Conor describes Davos as a rare intersection of geopolitics, technology, and business, with direct access to major AI leaders and executives. His core “spiky” Davos topic was self-writing software: agentic systems that can ideate, build, test, and deploy complete applications with minimal human intervention. He argues we are moving from AI assisting the software lifecycle (documentation, testing, autocomplete) toward increasingly autonomous software engineering, and he predicts that by 2029, AI will generate more software than all software produced since the beginning of computer science.

Dinesh challenges the practicality of this vision by sharing a real-world example: trying to build a Chrome extension using LLMs, where the model sometimes fixes the wrong problem and spirals into a debugging rabbit hole. Conor agrees this happens and points to emerging improvements that are making these systems more reliable: larger context windows, better memory, stronger code models, and rollback strategies instead of endlessly stacking patches.

From Davos, Conor highlights three major themes he took away:

  • Separating AI engineering from AI science
  • Semantic bleaching, where terms like “AI” and now “agentic” lose meaning due to overuse
  • Non-linear change, where multiple frontier technologies combine to drive faster-than-expected shifts in business and competitive dynamics

He also describes three “messages” he brought to Davos, including the strategic impact of self-writing software, the idea that generative AI can interpret and triangulate data across systems without forcing a costly data lake migration, and the rise of “AI shoring”: desktop takeover style automation (like browser operators) that can execute workflows on behalf of users even when systems are not explicitly “agentified.”

Dinesh brings in the DeepSeek debate, emphasizing the importance of open competition but raising concerns about security, data sovereignty, and the possibility of hidden malicious behavior over time. Conor frames DeepSeek’s impact primarily as an economics shock that compresses the premium window for frontier models, expands the number of viable enterprise use cases, and accelerates adoption, while stressing that enterprises remain accountable for governance and testing.

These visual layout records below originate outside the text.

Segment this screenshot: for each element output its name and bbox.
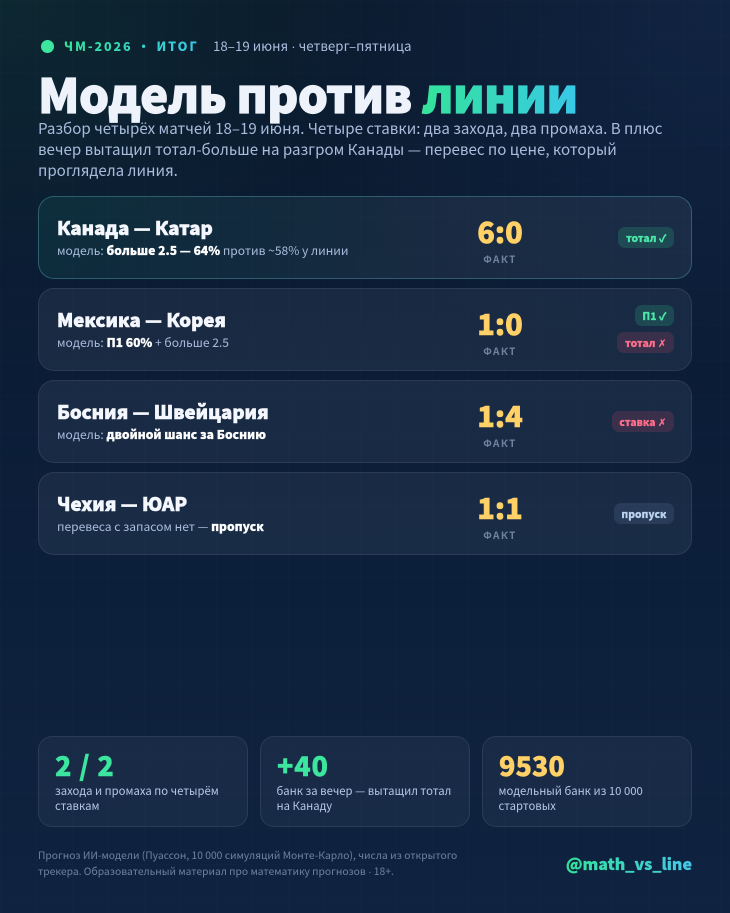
stat caption: ставкам (55, 798, 99, 814)
handle: @math_vs_line (566, 851, 692, 875)
stat caption: захода и промаха по четырём (55, 783, 219, 799)
eyebrow label: ЧМ-2026 · ИТОГ (64, 36, 199, 55)
panel: Канада — Катар (38, 196, 692, 279)
status dot (41, 40, 54, 53)
stat: hits and misses (38, 736, 248, 827)
score label: ФАКТ (483, 251, 517, 266)
model note: модель: двойной шанс за Боснию (57, 426, 266, 443)
date line: 18–19 июня · четверг–пятница (213, 36, 412, 55)
match title: Босния — Швейцария (57, 398, 269, 425)
badge: P1 hit (635, 305, 674, 326)
stat value: 9530 (499, 745, 565, 784)
panel: Мексика — Корея (38, 288, 692, 371)
model note: перевеса с запасом нет — пропуск (57, 518, 264, 535)
stat value: +40 (277, 745, 329, 784)
score label: ФАКТ (483, 435, 517, 450)
stat caption: банк за вечер — вытащил тотал (276, 783, 451, 799)
stat: evening profit (260, 736, 470, 827)
intro text (38, 117, 662, 181)
badge: bet miss: ставка ✗ (619, 414, 666, 429)
title: Модель против линии (38, 58, 578, 127)
badge: total miss: тотал ✗ (625, 335, 666, 350)
stat caption (498, 783, 643, 814)
badge: P1 hit: П1 ✓ (642, 308, 666, 323)
stat value: 2 / 2 (55, 745, 114, 784)
match title: Чехия — ЮАР (57, 490, 187, 517)
badge: total miss (617, 332, 674, 353)
intro text: проглядела линия. (38, 159, 178, 181)
disclaimer: трекера. Образовательный материал про математику прогнозов · 18+. (38, 863, 394, 878)
panel: Босния — Швейцария (38, 380, 692, 463)
badge: total hit (618, 227, 674, 248)
stat caption: модельный банк из 10 000 (498, 783, 643, 799)
score: 1:4 (477, 394, 523, 436)
badge: bet miss (612, 411, 674, 432)
score: 1:1 (477, 486, 523, 528)
match title: Канада — Катар (57, 214, 213, 241)
badge: skip: пропуск (621, 506, 666, 521)
disclaimer (38, 847, 457, 878)
score label: ФАКТ (483, 343, 517, 358)
badge: total hit: тотал ✓ (626, 230, 666, 245)
match title: Мексика — Корея (57, 306, 226, 333)
badge: skip (614, 503, 674, 524)
stat caption (55, 783, 219, 814)
model note: модель: больше 2.5 — 64% против ~58% у линии (57, 242, 348, 259)
stat caption: стартовых (498, 798, 556, 814)
score label: ФАКТ (483, 527, 517, 542)
model note: модель: П1 60% + больше 2.5 (57, 334, 229, 351)
score: 6:0 (477, 210, 523, 252)
disclaimer: Прогноз ИИ-модели (Пуассон, 10 000 симуляций Монте-Карло), числа из открытого (38, 847, 457, 862)
stat: model bankroll (482, 736, 692, 827)
stat caption (276, 783, 451, 814)
score: 1:0 (477, 302, 523, 344)
stat caption: на Канаду (276, 798, 332, 814)
intro text: вечер вытащил тотал-больше на разгром Канады — перевес по цене, который (38, 138, 617, 160)
intro text: Разбор четырёх матчей 18–19 июня. Четыре ставки: два захода, два промаха. В плюс (38, 117, 662, 139)
panel: Чехия — ЮАР (38, 472, 692, 555)
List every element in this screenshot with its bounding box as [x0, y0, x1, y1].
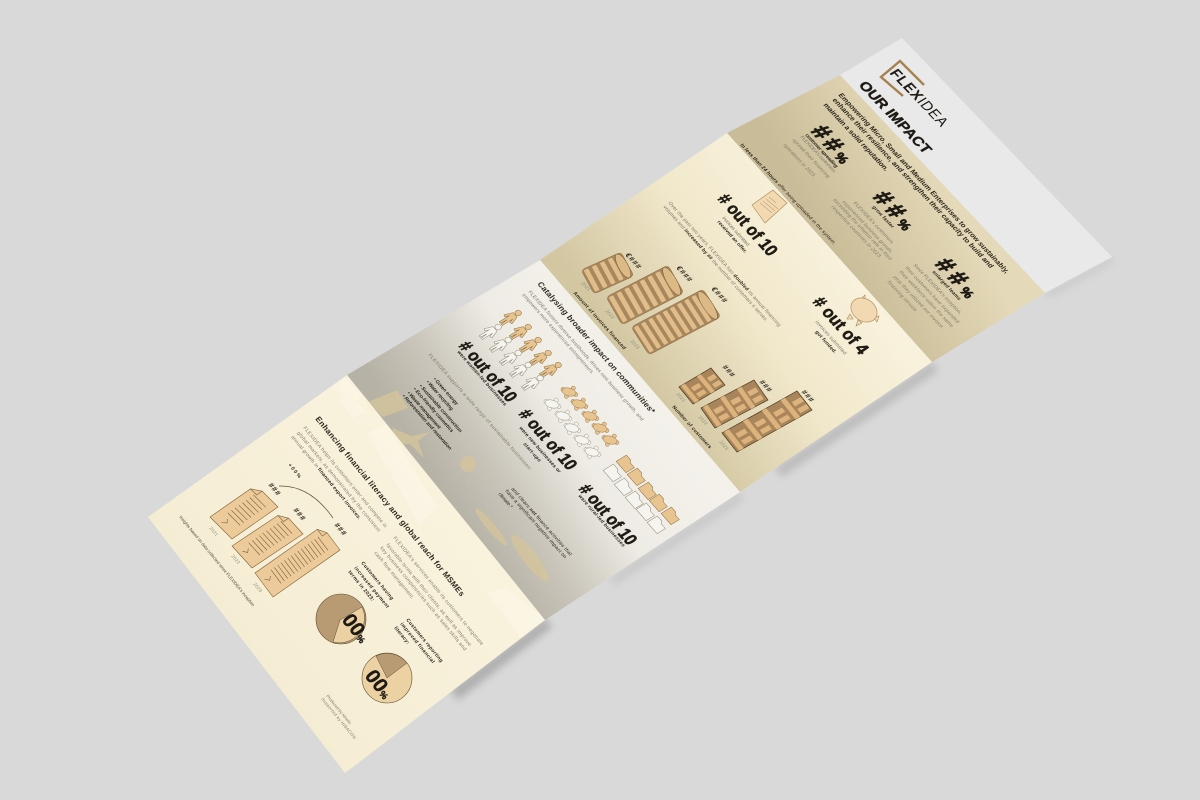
- values and years: [670, 363, 817, 451]
- heading: Enhancing financial literacy and global reach for MSMEs: [313, 415, 467, 598]
- values and years: 2023: [629, 339, 641, 350]
- stat: women-led: # out of 10: [455, 338, 522, 405]
- label: financial literacy: literacy:: [392, 626, 411, 646]
- text: exclusion note: and clears not finance activities that: [509, 487, 574, 557]
- label: payment terms: terms in 2023:: [346, 570, 376, 603]
- text: exclusion note: climate.*: [496, 492, 514, 509]
- text: export growth: global markets, as demonstrated by the consistent: [295, 431, 382, 534]
- values and years: [571, 251, 730, 351]
- text: services: cash flow management.: [372, 551, 415, 601]
- text: financing growth: Over the past two years, FLEXIDEA has doubled its annual financing: [666, 201, 782, 328]
- list: sustainable sectors: • Reforestation and restoration: [400, 394, 453, 451]
- values and years: 2022: [230, 554, 242, 565]
- stat: invoices funded: # out of 4: [809, 293, 873, 358]
- list: sustainable sectors: • Waste management: [405, 391, 442, 430]
- values and years: 2022: [604, 309, 616, 320]
- stat: customer spreading: [781, 121, 860, 179]
- icon: logo frame: [881, 61, 924, 96]
- decorative pale blocks: [333, 378, 545, 637]
- list: sustainable sectors: • Water recycling: [424, 380, 454, 412]
- stat: enlarged teams: [885, 254, 985, 329]
- credits: Produced by Kinetic: [325, 694, 353, 725]
- panel: white logo header: [840, 38, 1112, 293]
- label: payment terms: increased payment: [352, 566, 390, 610]
- arrow: growth arc: [279, 486, 333, 518]
- stat: customer spreading: ##%: [805, 121, 860, 168]
- text: export growth: annual growth in financed export invoices.: [289, 435, 362, 521]
- values and years: [208, 481, 349, 593]
- panel: financing growth: [540, 133, 932, 492]
- text: financing growth: volumes and increased by ## the number of customers it serves.: [661, 205, 769, 323]
- label: payment terms: [346, 561, 395, 610]
- values and years: 2023: [252, 582, 264, 593]
- list: sustainable sectors: [400, 377, 463, 451]
- stat: grow faster: exceeding the inflation rate in their: [831, 198, 894, 262]
- note: response time: In less than 24 hours offer being uploaded in the system.: [738, 143, 837, 246]
- growth label: +00%: [286, 463, 302, 480]
- icons: folders: [603, 455, 681, 534]
- panel: community impact: [347, 260, 740, 620]
- stat: customer spreading: customer spreading: [803, 133, 839, 169]
- stat: invoices with offer: received an offer.: [715, 220, 749, 255]
- text: services: key business competencies such as sales skills and: [378, 546, 468, 652]
- values and years: ###: [757, 378, 775, 394]
- store stack 2021: [679, 368, 725, 404]
- pie chart: financial literacy: 00%: [360, 666, 398, 703]
- intro text: enhance their resilience, and strengthen their capacity to build and: [830, 97, 995, 269]
- chart: number of customers: [670, 363, 817, 452]
- intro text: maintain a solid reputation.: [821, 102, 891, 172]
- values and years: €###: [623, 251, 644, 271]
- text: exclusion note: have a significant negative impact on: [503, 489, 568, 560]
- label: financial literacy: Customers reporting: [404, 618, 444, 664]
- stat: customer spreading: FLEXIDEA's customers: [798, 135, 837, 174]
- stat: enlarged teams: Since FLEXIDEA's inception,: [911, 263, 963, 316]
- stat: rural-led: were rural-led businesses: [576, 493, 626, 548]
- stat: new businesses: start-ups: [521, 442, 542, 463]
- intro text: FLEXIDEA fosters diverse livelihoods, drives new business growth, and: [526, 290, 645, 422]
- values and years: ###: [332, 521, 349, 538]
- stat: enlarged teams: financing service.: [885, 280, 919, 314]
- paper shadow: [450, 257, 1114, 700]
- document 2021: [210, 485, 278, 539]
- stat: enlarged teams: ##%: [929, 254, 985, 302]
- footnote: insights: Insights based on data collected since FLEXIDEA's inception: [178, 515, 256, 608]
- stat: invoices funded: invoices submitted: [813, 320, 848, 356]
- logo wordmark: FLEXIDEA: [886, 67, 951, 130]
- pie chart: payment terms: 00%: [337, 610, 375, 647]
- icons: women-led people: [477, 307, 565, 393]
- panel: financial literacy: [148, 375, 545, 773]
- heading: Catalysing broader impact on communities*: [535, 280, 658, 415]
- intro text: empowers more experienced entrepreneurs.: [520, 293, 595, 376]
- stat: new businesses: # out of 10: [515, 406, 582, 473]
- document 2023: [255, 526, 340, 597]
- icon: piggy bank: [846, 293, 882, 327]
- values and years: 2021: [580, 281, 592, 292]
- store stack 2023: [722, 391, 812, 452]
- text: sustainable range: FLEXIDEA supports a wide range of sustainable businesses:: [426, 353, 533, 472]
- label: payment terms: Customers having: [359, 561, 395, 601]
- pie chart: financial literacy: [360, 653, 412, 703]
- icons: new business: [544, 386, 619, 458]
- values and years: 2021: [208, 526, 220, 537]
- title: OUR IMPACT: [855, 78, 936, 156]
- list: sustainable sectors: • Eco-friendly cosmetics: [411, 387, 455, 434]
- coin stack 2023: [631, 289, 721, 355]
- credits: Supported by HIBACON: [320, 697, 357, 740]
- stat: invoices with offer: # out of 10: [714, 190, 782, 259]
- stat: grow faster: respective countries in 2023.: [829, 205, 883, 260]
- values and years: Amount of invoices financed: [571, 291, 627, 351]
- store stack 2022: [701, 380, 768, 428]
- text: services: FLEXIDEA's services enable its customers to negotiate: [391, 536, 485, 647]
- stat: enlarged teams: year they utilized our invoice: [891, 275, 945, 329]
- values and years: ###: [266, 481, 283, 498]
- stat: grow faster: ##%: [867, 187, 923, 235]
- stat: enlarged teams: their customers have expanded: [903, 266, 961, 325]
- stat: grow faster: [829, 187, 923, 262]
- stat: customer spreading: spread their financing: [790, 138, 831, 179]
- values and years: 2021: [675, 392, 687, 403]
- label: financial literacy: improved financial: [398, 622, 436, 665]
- values and years: 2022: [697, 415, 709, 426]
- stat: enlarged teams: enlarged teams: [930, 270, 962, 302]
- values and years: 2023: [718, 440, 730, 451]
- values and years: ###: [799, 388, 817, 404]
- list: sustainable sectors: • Sustainable construction: [417, 384, 463, 434]
- stat: women-led: were women-led businesses: [455, 349, 508, 407]
- text: services: favorable terms with their clients, as well as improve: [384, 543, 472, 648]
- stat: rural-led: # out of 10: [575, 481, 642, 548]
- list: sustainable sectors: • Green energy: [431, 377, 460, 406]
- values and years: Number of customers: [670, 405, 713, 450]
- stat: new businesses: were new businesses or: [517, 425, 562, 474]
- stat: enlarged teams: their workforce within the same: [897, 270, 955, 329]
- stat: invoices funded: got funded.: [813, 330, 838, 355]
- intro text: Empowering Micro, Small and Medium Enterprises to grow sustainably,: [836, 92, 1011, 275]
- text: export growth: FLEXIDEA helps its customers enter and compete in: [301, 426, 388, 529]
- panel: impact statistics: [727, 75, 1045, 362]
- values and years: €###: [709, 285, 730, 305]
- stat: invoices with offer: invoices submitted: [720, 216, 751, 248]
- values and years: ###: [720, 363, 738, 379]
- coin stack 2022: [606, 265, 684, 325]
- stat: grow faster: FLEXIDEA's customers: [851, 201, 895, 245]
- pie chart: payment terms: [316, 594, 375, 647]
- document 2022: [232, 512, 303, 568]
- stat: customer spreading: operations in 2023.: [781, 143, 817, 179]
- values and years: €###: [674, 264, 695, 284]
- chart: financed export invoices: [208, 481, 349, 597]
- decorative world illustration: [368, 390, 553, 585]
- stat: grow faster: grow faster: [870, 205, 895, 229]
- values and years: ###: [291, 506, 308, 523]
- chart: amount of invoices financed: [571, 251, 730, 355]
- icon: document: [752, 190, 787, 223]
- coin stack 2021: [581, 252, 634, 294]
- stat: grow faster: experienced business growth,: [840, 200, 894, 255]
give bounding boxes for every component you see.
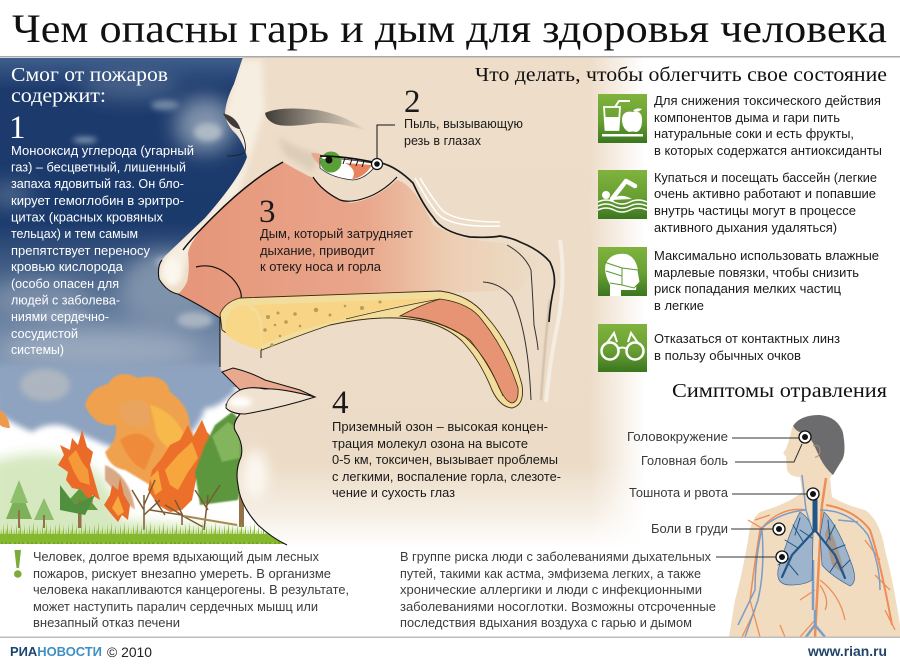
- eyebrow: [265, 109, 367, 131]
- risk group text: хронические аллергики и люди с инфекционными: [400, 583, 702, 597]
- callout 4: ozone: [332, 385, 561, 500]
- eyeball: [320, 158, 377, 180]
- advice 2 text: очень активно работают и попавшие: [654, 187, 876, 201]
- advice 1 text: [654, 94, 882, 158]
- throat contours: [377, 162, 563, 402]
- marker lines and dots: [716, 438, 808, 557]
- warning text: человека накапливаются канцерогены. В результате,: [33, 583, 349, 597]
- arteries: [742, 478, 895, 637]
- carbon monoxide text: тельцах) и тем самым: [11, 227, 138, 241]
- risk group text: путей, такими как астма, эмфизема легких, а также: [400, 567, 701, 581]
- callout 4: ozone: трация молекул озона на высоте: [332, 437, 528, 451]
- advice 3 text: Максимально использовать влажные: [654, 249, 879, 263]
- warning text: пожаров, рискует внезапно умереть. В организме: [33, 567, 331, 581]
- ear: [813, 445, 820, 457]
- panel: advice list: [598, 94, 882, 372]
- title: Чем опасны гарь и дым для здоровья человека: [12, 6, 887, 51]
- callout 4: ozone: Приземный озон – высокая концен-: [332, 420, 548, 434]
- heading smog: [11, 64, 168, 107]
- callout 4: ozone: чение и сухость глаз: [332, 486, 455, 500]
- header rule: [0, 56, 900, 58]
- footer logo: РИАНОВОСТИ: [10, 644, 102, 659]
- callout 4: ozone: с легкими, воспаление горла, слезоте-: [332, 470, 561, 484]
- icon: juice and apple: [598, 94, 647, 143]
- footer rule: [0, 636, 900, 638]
- advice 3 text: марлевые повязки, чтобы снизить: [654, 266, 859, 280]
- carbon monoxide text: ниями сердечно-: [11, 310, 109, 324]
- forest fire scene: [0, 365, 286, 545]
- warning text: [33, 550, 349, 630]
- advice 2 text: внутрь частицы могут в процессе: [654, 204, 856, 218]
- smoky sky background: [0, 58, 247, 387]
- warning text: внезапный отказ печени: [33, 616, 180, 630]
- callout 3: smoke: [259, 194, 413, 274]
- pale forest background: [0, 454, 250, 545]
- heading: symptoms: Симптомы отравления: [672, 380, 887, 402]
- callout 2: dust: резь в глазах: [404, 134, 482, 148]
- callout 2: dust: 2: [404, 84, 420, 120]
- small pine trees: [6, 480, 98, 528]
- callout 3: smoke: 3: [259, 194, 276, 230]
- callout 3: smoke: дыхание, приводит: [260, 244, 375, 258]
- icon: glasses: [598, 324, 647, 372]
- palate: [220, 291, 523, 408]
- lips: [222, 368, 315, 414]
- risk group text: [400, 550, 716, 630]
- veins: [738, 475, 880, 637]
- advice 1 text: в которых содержатся антиоксиданты: [654, 144, 882, 158]
- burning trees flames: [58, 420, 218, 522]
- footer copyright: © 2010: [107, 644, 152, 660]
- brow ridge shadow: [225, 115, 245, 156]
- callout 3: smoke: Дым, который затрудняет: [260, 227, 413, 241]
- carbon monoxide text: препятствует переносу: [11, 244, 151, 258]
- callout 3: smoke: к отеку носа и горла: [260, 260, 381, 274]
- icon: swimmer: [598, 170, 647, 219]
- risk group text: заболеваниями носоглотки. Возможны отсроченные: [400, 600, 716, 614]
- advice 1 text: Для снижения токсического действия: [654, 94, 881, 108]
- advice 1 text: натуральные соки и есть фрукты,: [654, 127, 854, 141]
- carbon monoxide text: цитах (красных кровяных: [11, 211, 164, 225]
- carbon monoxide text: сосудистой: [11, 327, 78, 341]
- advice 4 text: Отказаться от контактных линз: [654, 332, 840, 346]
- advice 4 text: в пользу обычных очков: [654, 349, 801, 363]
- lungs: [778, 512, 813, 585]
- carbon monoxide text: кровью кислорода: [11, 260, 123, 274]
- left block: smog text: [9, 64, 194, 357]
- face highlights: [160, 60, 268, 500]
- human body anatomy figure: [716, 415, 900, 637]
- callout 4: ozone: 0-5 км, токсичен, вызывает проблемы: [332, 453, 558, 467]
- callout 2: dust: Пыль, вызывающую: [404, 117, 523, 131]
- hair: [793, 415, 844, 475]
- carbon monoxide text: системы): [11, 343, 64, 357]
- icon: gauze mask: [598, 247, 647, 296]
- under eye line: [313, 177, 397, 201]
- heading smog: Смог от пожаров: [11, 64, 168, 86]
- warning text: Человек, долгое время вдыхающий дым лесных: [33, 550, 320, 564]
- eye and brow: [265, 109, 397, 201]
- footer site url: www.rian.ru: [807, 644, 887, 659]
- carbon monoxide text: кирует гемоглобин в эритро-: [11, 194, 184, 208]
- carbon monoxide text: [11, 144, 194, 357]
- advice 2 text: [654, 171, 877, 235]
- nasal cavity: [178, 162, 540, 318]
- risk group text: В группе риска люди с заболеваниями дыхательных: [400, 550, 712, 564]
- carbon monoxide text: Монооксид углерода (угарный: [11, 144, 194, 158]
- risk group text: последствия вдыхания воздуха с гарью и дымом: [400, 616, 692, 630]
- grass: [0, 522, 286, 544]
- eye socket shade: [278, 137, 320, 172]
- advice 2 text: Купаться и посещать бассейн (легкие: [654, 171, 877, 185]
- carbon monoxide text: людей с заболева-: [11, 294, 120, 308]
- bronchi: [778, 500, 850, 578]
- symptom labels: Головокружение: [627, 430, 728, 444]
- carbon monoxide text: газ) – бесцветный, лишенный: [11, 161, 186, 175]
- heading smog: содержит:: [11, 85, 106, 107]
- head profile and beige background: [159, 57, 900, 548]
- advice 3 text: риск попадания мелких частиц: [654, 282, 841, 296]
- advice 2 text: активного дыхания удаляться): [654, 221, 837, 235]
- face outline: [158, 260, 287, 545]
- advice 1 text: компонентов дыма и гари пить: [654, 111, 840, 125]
- symptom labels: Головная боль: [641, 454, 728, 468]
- number 1: 1: [9, 110, 26, 146]
- advice 3 text: в легкие: [654, 299, 704, 313]
- carbon monoxide text: (особо опасен для: [11, 277, 119, 291]
- symptom labels: [627, 430, 728, 536]
- warning text: может наступить паралич сердечных мышц или: [33, 600, 318, 614]
- smoke cloud: [0, 365, 235, 459]
- right fade to white: [590, 57, 900, 548]
- green trees: [60, 412, 244, 530]
- callout 2: dust: [372, 84, 523, 170]
- advice 3 text: [654, 249, 879, 313]
- symptom labels: Боли в груди: [651, 522, 728, 536]
- icon: exclamation mark: [14, 550, 22, 578]
- symptom labels: Тошнота и рвота: [629, 486, 728, 500]
- advice 4 text: [654, 332, 840, 363]
- heading: what to do: Что делать, чтобы облегчить свое состояние: [475, 64, 887, 86]
- callout 4: ozone: 4: [332, 385, 348, 421]
- body silhouette: [729, 415, 900, 637]
- orange smoke billows: [85, 374, 198, 510]
- carbon monoxide text: запаха ядовитый газ. Он бло-: [11, 177, 184, 191]
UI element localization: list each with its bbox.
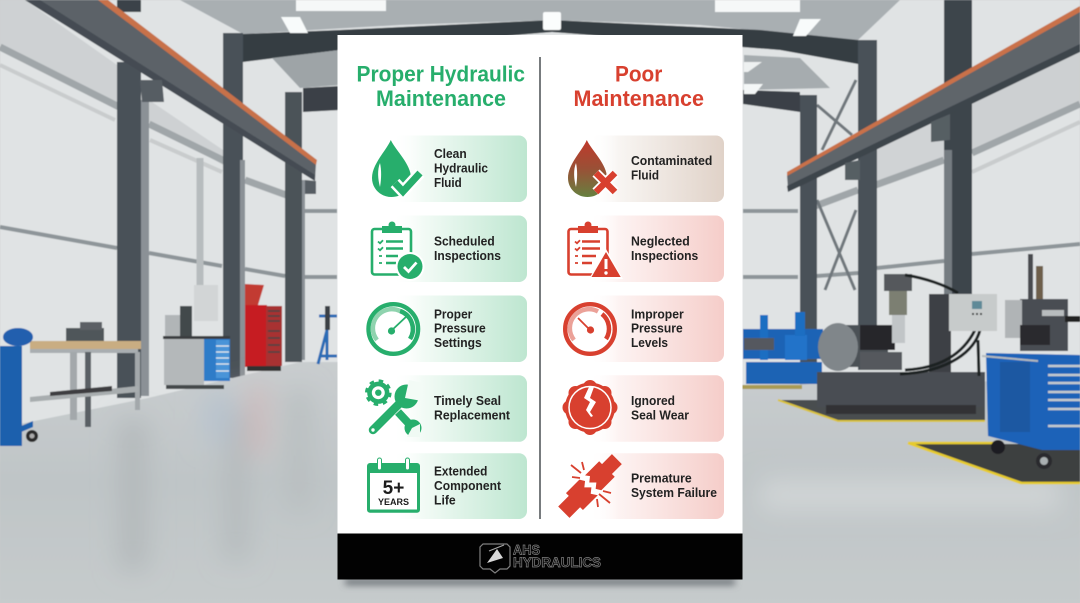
panel: proper maintenance	[356, 62, 527, 519]
blue machine stand at far left	[0, 328, 38, 446]
text: proper pressure settings	[434, 306, 486, 350]
text: ignored seal wear	[631, 393, 689, 423]
logo: AHS Hydraulics: HYDRAULICS	[513, 555, 601, 570]
text: clean hydraulic fluid: Hydraulic	[434, 160, 488, 176]
poster panel	[338, 35, 742, 534]
icon: cracked seal	[562, 380, 618, 435]
row: proper pressure settings	[368, 296, 527, 362]
icon: pressure gauge	[368, 304, 418, 354]
text: clean hydraulic fluid	[434, 146, 488, 190]
text: extended component life: Extended	[434, 464, 487, 479]
text: timely seal replacement: Replacement	[434, 408, 511, 423]
heading: proper hydraulic maintenance: Proper Hydraulic	[356, 62, 525, 86]
floor mats and yellow safety lines	[778, 400, 1080, 483]
row: neglected inspections	[568, 216, 724, 282]
heading: poor maintenance: Poor	[615, 62, 663, 86]
steel columns	[117, 0, 972, 398]
row: timely seal replacement	[366, 375, 527, 442]
text: improper pressure levels: Improper	[631, 306, 684, 321]
text: premature system failure: Premature	[631, 471, 692, 486]
icon: calendar 5+ years: 5+	[383, 478, 404, 499]
text: scheduled inspections: Inspections	[434, 248, 501, 263]
logo: AHS Hydraulics: AHS	[513, 542, 540, 558]
right overhead beam	[787, 6, 1080, 192]
row: premature system failure	[555, 451, 724, 521]
blue pump unit	[742, 312, 823, 389]
icon: clipboard with check	[372, 222, 424, 281]
text: clean hydraulic fluid: Clean	[434, 146, 467, 161]
text: contaminated fluid: Contaminated	[631, 153, 712, 168]
text: extended component life: Component	[434, 478, 502, 493]
blue engine stand	[318, 306, 337, 364]
wall rails	[0, 47, 1080, 290]
text: clean hydraulic fluid: Fluid	[434, 175, 462, 190]
floor reflections	[120, 385, 1060, 570]
text: scheduled inspections: Scheduled	[434, 234, 495, 249]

The episode closes with a grounded definition of agents: autonomy and agency, shifting from complex rule trees to principle-based automation. Conor shares practical adoption examples, like pre-send marketing and compliance review agents, and explains how ai1 helps enterprises move from smarter systems to consolidation and finally to agentic workflows, without ripping out existing infrastructure.

Key Takeaways

1

Davos is a unique intersection of geopolitics, technology, and business, with unusually direct access to top AI leaders and executives. Conor’s main “spiky” topic there was self writing software and what it means for the future of enterprise tech.

2

AI is rapidly shifting from copilots to autonomous software generation, but reliability is still the main limiter today. Context windows, memory, better code models, and rollback mechanisms are compounding improvements, but production grade trust still needs strong testing and guardrails.

3

The “agent” label is getting semantically diluted, so the real value is better explained as principles based autonomy replacing brittle rule trees. A small set of well architected principles can replace hundreds of rules, improving maintainability, responsiveness, and coverage in regulated workflows.

4

DeepSeek changed the economics narrative by compressing the premium window for frontier models, which increases the number of viable AI use cases. Conor’s stance was: great for end users and adoption, but organizations must still own risk with continuous testing and governance regardless of model source.

5

AI One’s thesis is “automated interpretation” across siloed enterprise systems without forcing a costly data lake migration first. They focus on smarter decisions via data triangulation in place, then use telemetry to drive consolidation and eventually promote workflows into event driven agentic execution.